Go into most public school classrooms and you will see a sign, usually in the front of the classroom, listing what the teacher expects of students in classroom behavior.
Experienced teachers advise new ones to make these rules explicit and enforce them from day one. Folk wisdom among veteran teachers is that expecting this behavior and equitably acting on the rules will lead to an orderly classroom. So most new and experienced teachers, believing this advice and wanting a well-managed classroom, list classroom rules. Some adventurous teachers have students construct the rules since they are well aware of acceptable classroom behavior from previous teachers).
In addition to behavior, what teachers expect of students academically influences achievement. Researchers have established that when teachers have high or low expectations of what their students can achieve–especially low-income and minority students–those expectations color what students do achieve (Journal of Teacher Education-1987-Good-32-47).
The point is that teacher expectations of student behavior and academic performance matter.

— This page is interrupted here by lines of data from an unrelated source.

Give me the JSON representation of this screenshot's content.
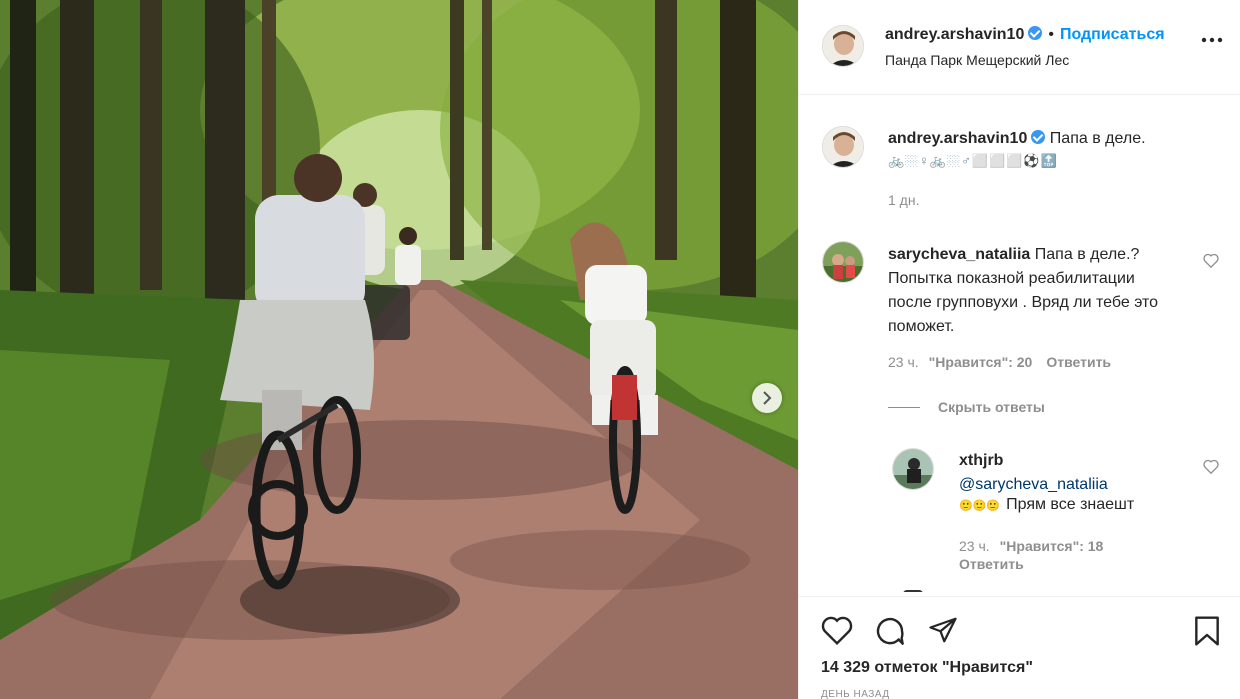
{
  "photo": {
    "alt": "Cyclists riding along a forest path"
  },
  "header": {
    "username": "andrey.arshavin10",
    "separator": "•",
    "follow_label": "Подписаться",
    "location": "Панда Парк Мещерский Лес"
  },
  "caption": {
    "username": "andrey.arshavin10",
    "text": "Папа в деле.",
    "emoji_line": "🚲🏼♀🚲🏼♂⬜⬜⬜⚽🔝",
    "time": "1 дн."
  },
  "comments": [
    {
      "username": "sarycheva_nataliia",
      "text": "Папа в деле.? Попытка показной реабилитации после групповухи . Вряд ли тебе это поможет.",
      "time": "23 ч.",
      "likes_label": "\"Нравится\": 20",
      "reply_label": "Ответить",
      "hide_replies_label": "Скрыть ответы"
    }
  ],
  "replies": [
    {
      "username": "xthjrb",
      "mention": "@sarycheva_nataliia",
      "faded": "🙂🙂🙂",
      "text": "Прям все знаешт",
      "time": "23 ч.",
      "likes_label": "\"Нравится\": 18",
      "reply_label": "Ответить"
    }
  ],
  "actions": {
    "likes_count": "14 329 отметок \"Нравится\"",
    "post_date": "день назад"
  },
  "colors": {
    "accent": "#0095f6",
    "verified": "#3897f0",
    "muted": "#8e8e8e",
    "text": "#262626"
  },
  "icons": [
    "more-icon",
    "heart-icon",
    "comment-icon",
    "share-icon",
    "bookmark-icon",
    "chevron-right-icon",
    "verified-icon"
  ]
}
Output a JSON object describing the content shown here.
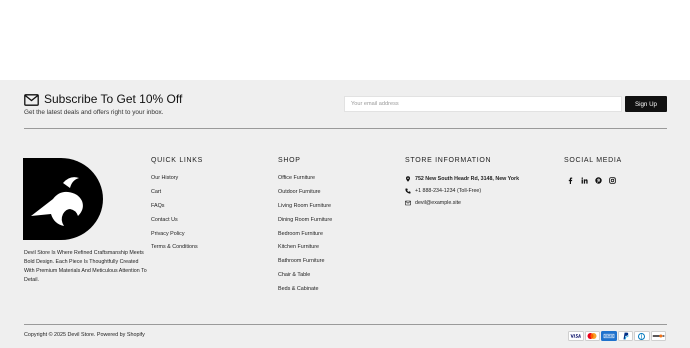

What is often missing from the advice given to teachers, however, is what goes on in students’ heads as they see a new teacher (novice or veteran) for the first time. Students also have an informal list of what behaviors, knowledge, and skills they expect of their teachers. And just like teacher expectations, student expectations matter.
Expectancy theory, as academics call it, involves motivation and choice–if I expect something I want to happen, I will choose that action that best achieves what I want. And that is true of student motivation and choosing what to do (or not do) in a classroom or lesson.
Beginning in kindergarten (or preschool), over the years students develop views of what a “good” teacher (and teaching) are. By the time, students are in high school, they have implicit models in their heads of who “good” teachers are and what they do in organizing and teaching a class.
By “good” teacher, most students mean one who mostly leads a teacher-centered, subject-driven academic class. The opposite of “good” is “bad.” For students meeting teachers for the first time, “bad” means the teacher tries to be friends with students, uses techniques (e.g., abandoning the textbook, peer grading of quizzes) that are seldom used by other “good” teachers. They tolerate student misbehavior and students ignoring what they say. In short, “bad” teachers cannot maintain minimum order in the classroom.
None of this is to mean that students’ pictures of “good” teachers are correct. Only that students already have images of what they believe is institutionally “good” for them.
So if a novice teacher (or veteran who transfer to a different school) believes that students have blank slates when they meet each other for the first time, they are whistling the wrong tune. Let me give examples of student expectations of teachers that I have encountered over the years.
*”Good” teachers know more facts and concepts than students do about the subject.
*”Good” teachers answer student questions clearly and correctly.
*”Good” teachers take time to explain complicated content.
*”Good” teachers do not publicly humiliate students.
*”Good” teachers assign homework from the text.
*”Good” teachers clamp down on late-comers to class
*”Good” teachers break up fights between students and protect weak students from being bullied.
*”Good” teachers do not permit students to copy from one another when expecting each student to do his or her work.
*”Good” teachers do not students to sleep in class.
For novices and veterans new to a school to ignore what students have learned about teachers and teaching for many years sitting in classrooms is ultimately condescending since teachers are dismissing important student beliefs and knowledge. It also makes much harder the long-term task of developing strong relationships with the class as a whole and individual students–both essential for learning to occur.
There is a catch, however, when new and veteran teachers meet student expectations.
To do only what students expect is to be trapped by their traditional expectations of what a “good” teacher is. The tightrope act teachers have to negotiate is to initially meet what students expect–”good” teaching–then move beyond those beliefs to begin reshaping their expectations of “good” teaching to appreciate and learn from a far larger repertoire of classroom approaches and develop the personal relationships essential for learning to occur.
So, the essence of what I offer is for new and veteran teachers meeting their students for the first time is straight-forward: know what students expect of “good” teachers and teaching, meet those expectations, and then, once strong relationships have been formed with students, move beyond them so students can enlarge their picture of what “good” teachers and teaching are.